Çok ah aldın!..
Ukrayna'nın ABD ve İngiliz yapımı füzelerle Rusya'ya saldırması üzerine Putin'in nükleer başlık taşıma kapasitesine sahip "durdurulması imkânsız" addedilen balistik füzeyle Ukrayna'yı vurması ABD'ye mesajdı.
Ne ki ABD mesajı alıp "aklıselimle" hareket etmek yerine, yangına benzinle müdahale edercesine, Ukrayna'ya nükleer silah vermeyi tartışmaya başladı.
Gerçi bu da pek sürpriz olmadı. İngiltere'nin "İngiliz ordusunun bu gece savaşması istenirse bu gece savaşırız!.." şeklindeki çıkışı bu "akılsız aklın" habercisi gibiydi.
Fransa derseniz, Aslan Asker Şvayk mesabesindeki Macron, Ukrayna'ya asker göndermeye dünden hazır. NATO Askeri Komite Başkanı da geçen gün Rusya'ya "önleyici savaş" kabilinden saldırı düzenlemekten söz etti.
Rusya'yı Afganistan veya Irak mı zannediyorlar, bilemiyorum. Benim bildiğim şudur: "Aklın ipini salarsan ayağına dolanır..."
"Çağdaş muasır medeniyet" nasıl bir körlüğe düçar oldu ki nükleer savaş tehlikesini o meşhur bilimkurgu filmlerindeki "Bir cisim yaklaşıyor" repliği misali fantastik kurgu sanmaya başladı.

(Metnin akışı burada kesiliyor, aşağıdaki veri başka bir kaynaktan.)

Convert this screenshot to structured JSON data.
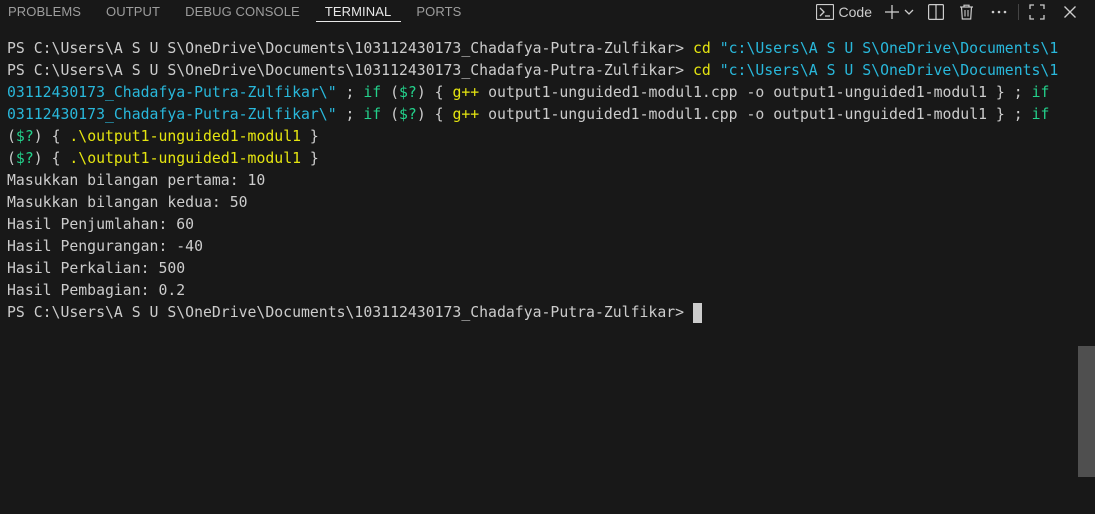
{
  "tabs": [
    {
      "label": "PROBLEMS",
      "active": false
    },
    {
      "label": "OUTPUT",
      "active": false
    },
    {
      "label": "DEBUG CONSOLE",
      "active": false
    },
    {
      "label": "TERMINAL",
      "active": true
    },
    {
      "label": "PORTS",
      "active": false
    }
  ],
  "actions": {
    "terminal_profile_label": "Code",
    "icons": [
      "terminal-icon",
      "plus-icon",
      "chevron-down-icon",
      "split-icon",
      "trash-icon",
      "ellipsis-icon",
      "maximize-icon",
      "close-icon"
    ]
  },
  "colors": {
    "background": "#181818",
    "text": "#cccccc",
    "command_yellow": "#e5e510",
    "string_cyan": "#29b8db",
    "variable_green": "#23d18b",
    "scrollbar": "#4f4f4f"
  },
  "terminal": {
    "prompt": "PS C:\\Users\\A S U S\\OneDrive\\Documents\\103112430173_Chadafya-Putra-Zulfikar>",
    "lines": {
      "l1_cmd": "cd",
      "l1_path": "\"c:\\Users\\A S U S\\OneDrive\\Documents\\1",
      "l3_path": "03112430173_Chadafya-Putra-Zulfikar\\\"",
      "l3_sep1": " ; ",
      "l3_if": "if",
      "l3_open": " (",
      "l3_var": "$?",
      "l3_close": ") { ",
      "l3_gpp": "g++",
      "l3_src": " output1-unguided1-modul1.cpp ",
      "l3_flag": "-o",
      "l3_out": " output1-unguided1-modul1 } ; ",
      "l3_if2": "if",
      "l5_open": "(",
      "l5_var": "$?",
      "l5_close": ") { ",
      "l5_exe": ".\\output1-unguided1-modul1",
      "l5_end": " }"
    },
    "output": [
      "Masukkan bilangan pertama: 10",
      "Masukkan bilangan kedua: 50",
      "Hasil Penjumlahan: 60",
      "Hasil Pengurangan: -40",
      "Hasil Perkalian: 500",
      "Hasil Pembagian: 0.2"
    ]
  }
}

Şu hâle bakar mısınız: Barışa dair umut Trump'a kaldı. Gülmeyin. Dugin bile, Trump diyor da başka bir şey demiyor.
Hele hele Trump'ın savaşları bitireceğine dair söz verdiğini hatırlatmaları yok mu
Hayır yani, dünya barışı Trump'ın insafına kaldıysa, o dünyanın helvası şimdiden hazırlansın.
Kılı kırk yaran, her ihtimali değerlendiren, burnu Kaf dağındaki "modern dünya" nasıl bir ah aldı ki, el ele kol kola nükleer felakete koşmaya başladı Üstelik sinemadan romana, müzikten tiyatroya kadar bütün büyük sanat eserleri savaşların ne büyük felaket olduğunu anlattığı hâlde.
Dünyayı dolduran o barış söylemleri retorikten ibaret miydi Ki, en çok ihtiyaç duyulan günümüzde anılmaz oldu.